Dados levantados por diligências fiscalizatórias indicam que pelo menos 44 lixões funcionam no estado sem qualquer acobertamento legal. A problemática não se restringe a áreas isoladas; polos turísticos e econômicos expressivos, a exemplo de Caldas Novas, convivem com vazadouros que apresentam chorume sem contenção, queima clandestina de detritos e degradação contínua dos recursos hídricos locais.
Para tentar conter o avanço do problema, a Assembleia Legislativa de Goiás (Alego), por meio da Frente Parlamentar pela Erradicação dos Lixões — coordenada pelo deputado estadual Clécio Alves —, tem buscado alinhar ações com o Poder Legislativo municipal de Goiânia, na figura do vereador Luan Alves. O objetivo da articulação institucional é intensificar a pressão sobre os executivos locais para o cumprimento de prazos legais de saneamento.
Durante debates na Casa de Leis, parlamentares têm enfatizado que a manutenção de estruturas rudimentares de descarte é incompatível com o patamar de desenvolvimento econômico do estado.

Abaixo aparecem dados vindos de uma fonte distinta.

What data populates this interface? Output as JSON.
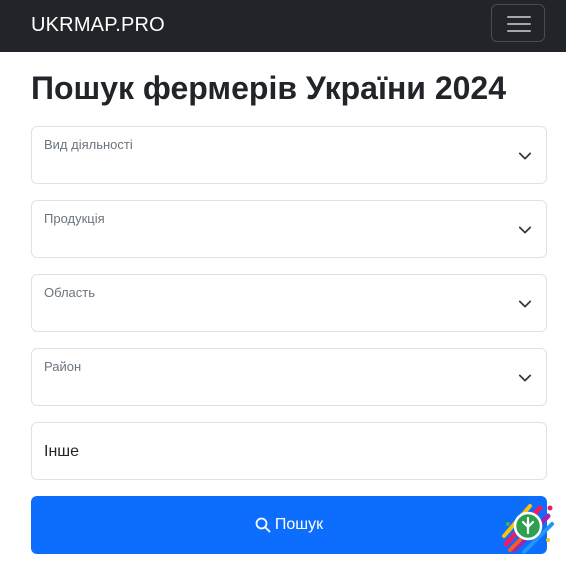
{
  "navbar": {
    "brand": "UKRMAP.PRO",
    "menu_icon": "hamburger-menu-icon"
  },
  "page": {
    "title": "Пошук фермерів України 2024"
  },
  "filters": {
    "activity": {
      "label": "Вид діяльності",
      "icon": "chevron-down-icon"
    },
    "product": {
      "label": "Продукція",
      "icon": "chevron-down-icon"
    },
    "region": {
      "label": "Область",
      "icon": "chevron-down-icon"
    },
    "district": {
      "label": "Район",
      "icon": "chevron-down-icon"
    },
    "other": {
      "value": "Інше"
    }
  },
  "search_button": {
    "label": "Пошук",
    "icon": "search-icon",
    "color": "#0d6efd"
  },
  "colors": {
    "navbar_bg": "#212529",
    "border": "#dee2e6",
    "muted_text": "#6c757d"
  }
}
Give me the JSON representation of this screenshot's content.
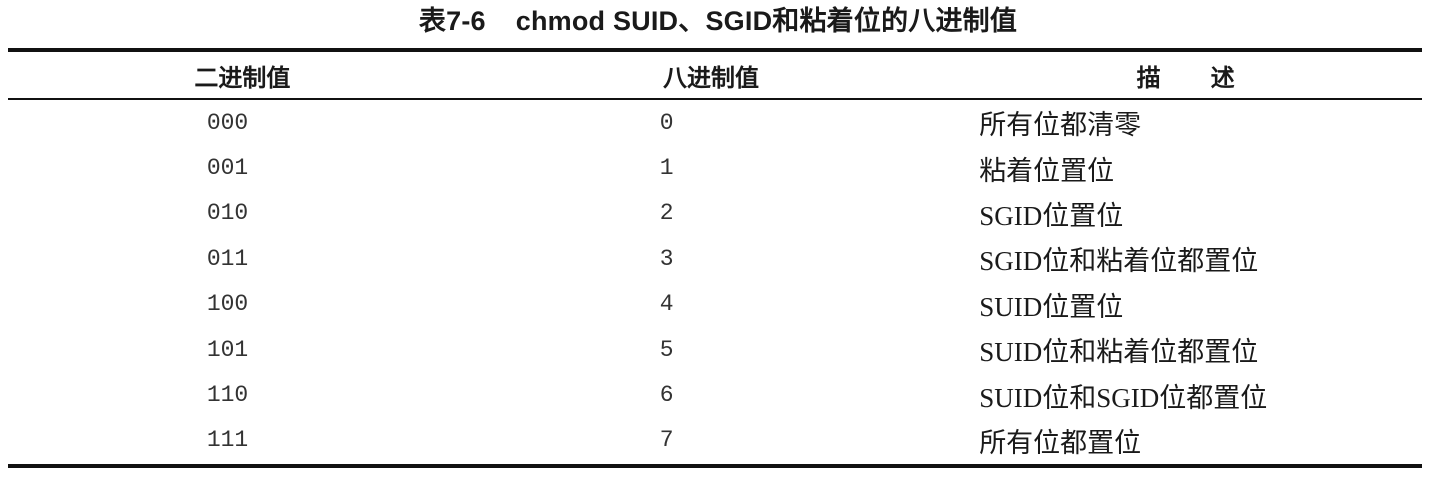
{
  "caption": {
    "number": "表7-6",
    "title": "chmod SUID、SGID和粘着位的八进制值"
  },
  "table": {
    "headers": [
      "二进制值",
      "八进制值",
      "描述"
    ],
    "rows": [
      {
        "binary": "000",
        "octal": "0",
        "desc": "所有位都清零"
      },
      {
        "binary": "001",
        "octal": "1",
        "desc": "粘着位置位"
      },
      {
        "binary": "010",
        "octal": "2",
        "desc": "SGID位置位"
      },
      {
        "binary": "011",
        "octal": "3",
        "desc": "SGID位和粘着位都置位"
      },
      {
        "binary": "100",
        "octal": "4",
        "desc": "SUID位置位"
      },
      {
        "binary": "101",
        "octal": "5",
        "desc": "SUID位和粘着位都置位"
      },
      {
        "binary": "110",
        "octal": "6",
        "desc": "SUID位和SGID位都置位"
      },
      {
        "binary": "111",
        "octal": "7",
        "desc": "所有位都置位"
      }
    ]
  }
}
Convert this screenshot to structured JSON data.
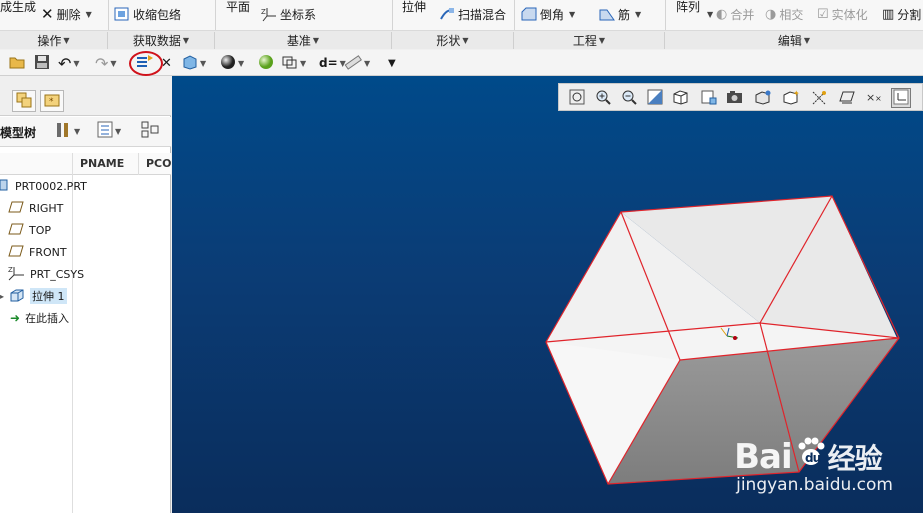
{
  "ribbon": {
    "items": {
      "generate": "成生成",
      "delete": "删除",
      "shrinkwrap": "收缩包络",
      "plane": "平面",
      "csys": "坐标系",
      "extrude": "拉伸",
      "sweep_blend": "扫描混合",
      "chamfer": "倒角",
      "rib": "筋",
      "pattern": "阵列",
      "merge": "合并",
      "intersect": "相交",
      "solidify": "实体化",
      "split": "分割"
    },
    "groups": {
      "operations": "操作",
      "get_data": "获取数据",
      "datum": "基准",
      "shapes": "形状",
      "engineering": "工程",
      "editing": "编辑"
    }
  },
  "left_panel": {
    "tree_title": "模型树",
    "columns": [
      "PNAME",
      "PCO"
    ],
    "tree": [
      {
        "label": "PRT0002.PRT",
        "icon": "part-icon"
      },
      {
        "label": "RIGHT",
        "icon": "datum-plane-icon"
      },
      {
        "label": "TOP",
        "icon": "datum-plane-icon"
      },
      {
        "label": "FRONT",
        "icon": "datum-plane-icon"
      },
      {
        "label": "PRT_CSYS",
        "icon": "csys-icon"
      },
      {
        "label": "拉伸 1",
        "icon": "extrude-feature-icon",
        "selected": true
      },
      {
        "label": "在此插入",
        "icon": "insert-here-arrow-icon"
      }
    ]
  },
  "watermark": {
    "brand": "Bai",
    "brand2": "du",
    "cn": "经验",
    "url": "jingyan.baidu.com"
  },
  "colors": {
    "highlight_ring": "#d0121b",
    "bg_top": "#004a8a",
    "bg_bottom": "#0a2d5c",
    "edge": "#e0242b",
    "selected_row": "#cfe6f7"
  }
}
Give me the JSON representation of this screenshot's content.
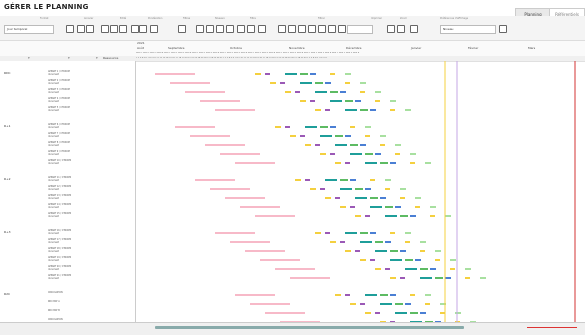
{
  "app_title": "GÉRER LE PLANNING",
  "top_tabs": {
    "planning": "Planning",
    "referentiel": "Référentiels"
  },
  "toolbar": {
    "groups": [
      "Format",
      "Annuler",
      "Edité",
      "Pondération",
      "Filtres",
      "Niveaux",
      "Filtre",
      "Filtrer",
      "Imprimer",
      "Zoom",
      "Préférences d'affichage"
    ],
    "period_select": "Jour temporel",
    "level_select": "Niveau"
  },
  "header": {
    "year": "2021",
    "months": [
      "Août",
      "Septembre",
      "Octobre",
      "Novembre",
      "Décembre",
      "Janvier",
      "Février",
      "Mars"
    ],
    "weeks_row": "Sem 1 Sem 2 Sem 3 Sem 4 Sem 1 Sem 2 Sem 3 Sem 4 Sem 1 Sem 2 Sem 3 Sem 4 Sem 1 Sem 2 Sem 3 Sem 4 Sem 1 Sem 2 Sem 3 Sem 4 Sem 1 Sem 2 Sem 3 Sem 4 Sem 1 Sem 2 Sem 3 Sem 4 Sem 1 Sem 2 Sem 3 Sem 4",
    "days_row": "1 2 3 4 5 6 7 8 9 10 11 12 13 14 15 16 17 18 19 20 21 22 23 24 25 26 27 28 29 30 31 1 2 3 4 5 6 7 8 9 10 11 12 13 14 15 16 17 18 19 20 21 22 23 24 25 26 27 28 29 30 1 2 3 4 5 6 7 8 9 10",
    "col_headers": [
      "T",
      "T",
      "T",
      "Ressource"
    ]
  },
  "sections": [
    {
      "label": "RDC",
      "items": [
        "APPART 1 / CTRXOM document",
        "APPART 2 / CTRXOM document",
        "APPART 3 / CTRXOM document",
        "APPART 4 / CTRXOM document",
        "APPART 5 / CTRXOM document"
      ]
    },
    {
      "label": "R+1",
      "items": [
        "APPART 6 / CTRXOM document",
        "APPART 7 / CTRXOM document",
        "APPART 8 / CTRXOM document",
        "APPART 9 / CTRXOM document",
        "APPART 10 / CTRXOM document"
      ]
    },
    {
      "label": "R+2",
      "items": [
        "APPART 11 / CTRXOM document",
        "APPART 12 / CTRXOM document",
        "APPART 13 / CTRXOM document",
        "APPART 14 / CTRXOM document",
        "APPART 15 / CTRXOM document"
      ]
    },
    {
      "label": "R+3",
      "items": [
        "APPART 16 / CTRXOM document",
        "APPART 17 / CTRXOM document",
        "APPART 18 / CTRXOM document",
        "APPART 19 / CTRXOM document",
        "APPART 20 / CTRXOM document",
        "APPART 21 / CTRXOM document"
      ]
    },
    {
      "label": "R2C",
      "items": [
        "CIRCULATION",
        "RDC BAT A",
        "RDC BAT B",
        "CIRCULATION"
      ]
    }
  ],
  "colors": {
    "pink": "#f7b9c8",
    "yellow": "#f4d03f",
    "purple": "#9b59b6",
    "teal": "#1f9e9a",
    "green": "#5dbb63",
    "blue": "#4a7fd4",
    "gray": "#999999",
    "red": "#d33333",
    "lavender": "#c6a7e6",
    "lightgreen": "#a8e0a0"
  }
}
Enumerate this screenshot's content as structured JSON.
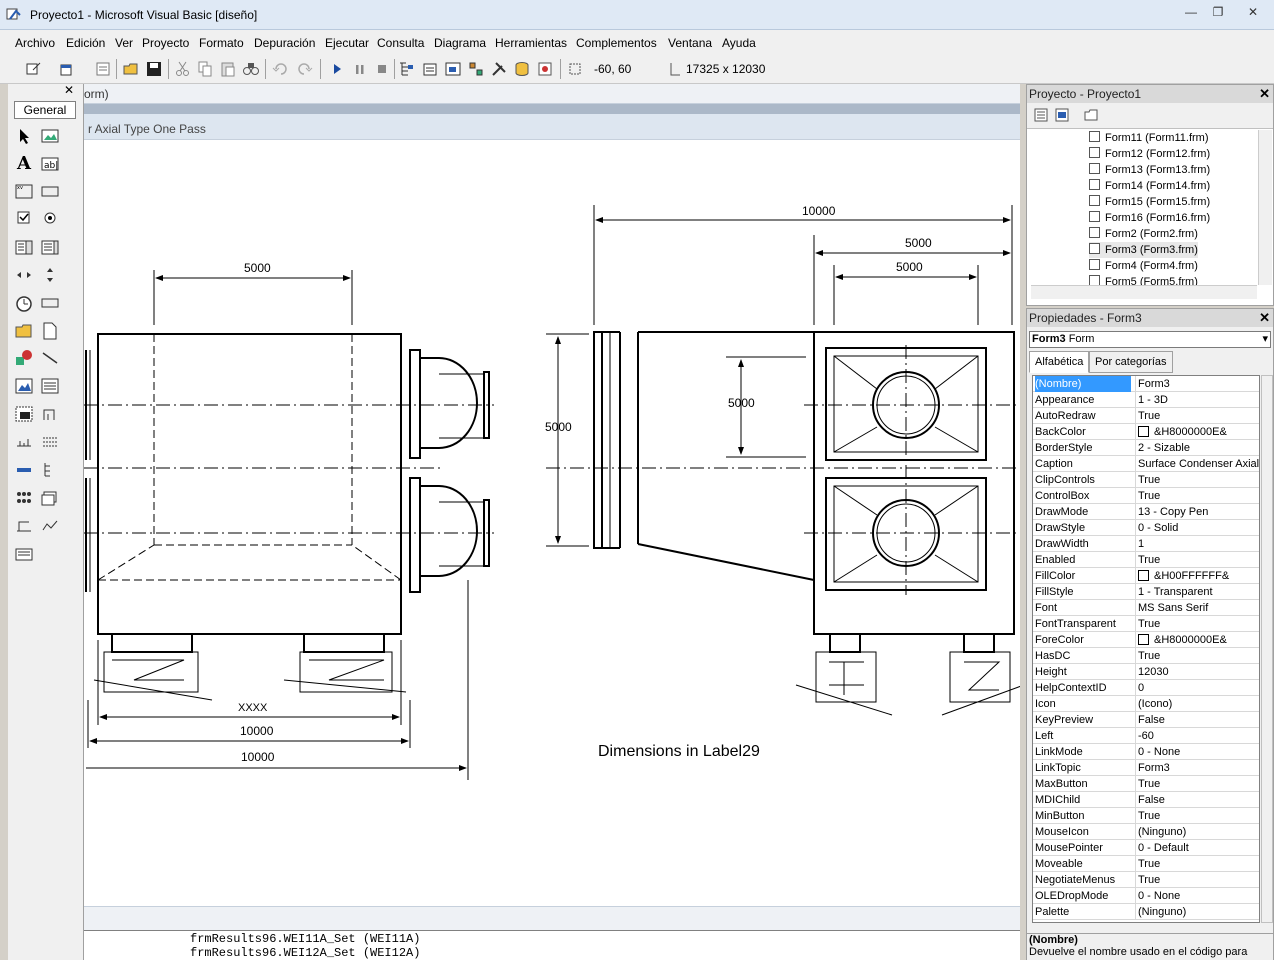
{
  "window": {
    "title": "Proyecto1 - Microsoft Visual Basic [diseño]"
  },
  "menu": [
    "Archivo",
    "Edición",
    "Ver",
    "Proyecto",
    "Formato",
    "Depuración",
    "Ejecutar",
    "Consulta",
    "Diagrama",
    "Herramientas",
    "Complementos",
    "Ventana",
    "Ayuda"
  ],
  "toolbar": {
    "position": "-60, 60",
    "size": "17325 x 12030"
  },
  "toolbox": {
    "tab": "General"
  },
  "designer": {
    "window_caption": "orm)",
    "form_caption": "r Axial Type One Pass",
    "dim_label": "Dimensions in Label29",
    "left_top_dim": "5000",
    "left_dim_xxxx": "XXXX",
    "left_dim_a": "10000",
    "left_dim_b": "10000",
    "right_top_dim": "10000",
    "right_dim_a": "5000",
    "right_dim_b": "5000",
    "right_vert_inner": "5000",
    "right_vert_outer": "5000"
  },
  "code": {
    "line1": "frmResults96.WEI11A_Set (WEI11A)",
    "line2": "frmResults96.WEI12A_Set (WEI12A)"
  },
  "project": {
    "title": "Proyecto - Proyecto1",
    "items": [
      "Form11 (Form11.frm)",
      "Form12 (Form12.frm)",
      "Form13 (Form13.frm)",
      "Form14 (Form14.frm)",
      "Form15 (Form15.frm)",
      "Form16 (Form16.frm)",
      "Form2 (Form2.frm)",
      "Form3 (Form3.frm)",
      "Form4 (Form4.frm)",
      "Form5 (Form5.frm)"
    ]
  },
  "properties": {
    "title": "Propiedades - Form3",
    "object_name": "Form3",
    "object_type": "Form",
    "tab_alpha": "Alfabética",
    "tab_cat": "Por categorías",
    "rows": [
      {
        "n": "(Nombre)",
        "v": "Form3"
      },
      {
        "n": "Appearance",
        "v": "1 - 3D"
      },
      {
        "n": "AutoRedraw",
        "v": "True"
      },
      {
        "n": "BackColor",
        "v": "&H8000000E&",
        "swatch": "#ffffff"
      },
      {
        "n": "BorderStyle",
        "v": "2 - Sizable"
      },
      {
        "n": "Caption",
        "v": "Surface Condenser Axial"
      },
      {
        "n": "ClipControls",
        "v": "True"
      },
      {
        "n": "ControlBox",
        "v": "True"
      },
      {
        "n": "DrawMode",
        "v": "13 - Copy Pen"
      },
      {
        "n": "DrawStyle",
        "v": "0 - Solid"
      },
      {
        "n": "DrawWidth",
        "v": "1"
      },
      {
        "n": "Enabled",
        "v": "True"
      },
      {
        "n": "FillColor",
        "v": "&H00FFFFFF&",
        "swatch": "#ffffff"
      },
      {
        "n": "FillStyle",
        "v": "1 - Transparent"
      },
      {
        "n": "Font",
        "v": "MS Sans Serif"
      },
      {
        "n": "FontTransparent",
        "v": "True"
      },
      {
        "n": "ForeColor",
        "v": "&H8000000E&",
        "swatch": "#ffffff"
      },
      {
        "n": "HasDC",
        "v": "True"
      },
      {
        "n": "Height",
        "v": "12030"
      },
      {
        "n": "HelpContextID",
        "v": "0"
      },
      {
        "n": "Icon",
        "v": "(Icono)"
      },
      {
        "n": "KeyPreview",
        "v": "False"
      },
      {
        "n": "Left",
        "v": "-60"
      },
      {
        "n": "LinkMode",
        "v": "0 - None"
      },
      {
        "n": "LinkTopic",
        "v": "Form3"
      },
      {
        "n": "MaxButton",
        "v": "True"
      },
      {
        "n": "MDIChild",
        "v": "False"
      },
      {
        "n": "MinButton",
        "v": "True"
      },
      {
        "n": "MouseIcon",
        "v": "(Ninguno)"
      },
      {
        "n": "MousePointer",
        "v": "0 - Default"
      },
      {
        "n": "Moveable",
        "v": "True"
      },
      {
        "n": "NegotiateMenus",
        "v": "True"
      },
      {
        "n": "OLEDropMode",
        "v": "0 - None"
      },
      {
        "n": "Palette",
        "v": "(Ninguno)"
      }
    ],
    "desc_title": "(Nombre)",
    "desc_text": "Devuelve el nombre usado en el código para"
  }
}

A exigência é pelo cumprimento das normativas federais de resíduos sólidos, com substituição dos vazadouros por aterros sanitários adequados e consorciados.
Outro eixo central da discussão reside na inclusão social dos trabalhadores que extraem sua subsistência dos materiais recicláveis descartados nesses locais. Entidades e frentes de atuação política sustentam que qualquer projeto de encerramento dos lixões precisa obrigatoriamente prever a estruturação de cooperativas e a formalização dos catadores.
A proposta é que esses profissionais passem a atuar como agentes ambientais reconhecidos e remunerados pelo poder público, mitigando o impacto socioeconômico da transição para o modelo de aterros licenciados e garantindo condições dignas de trabalho.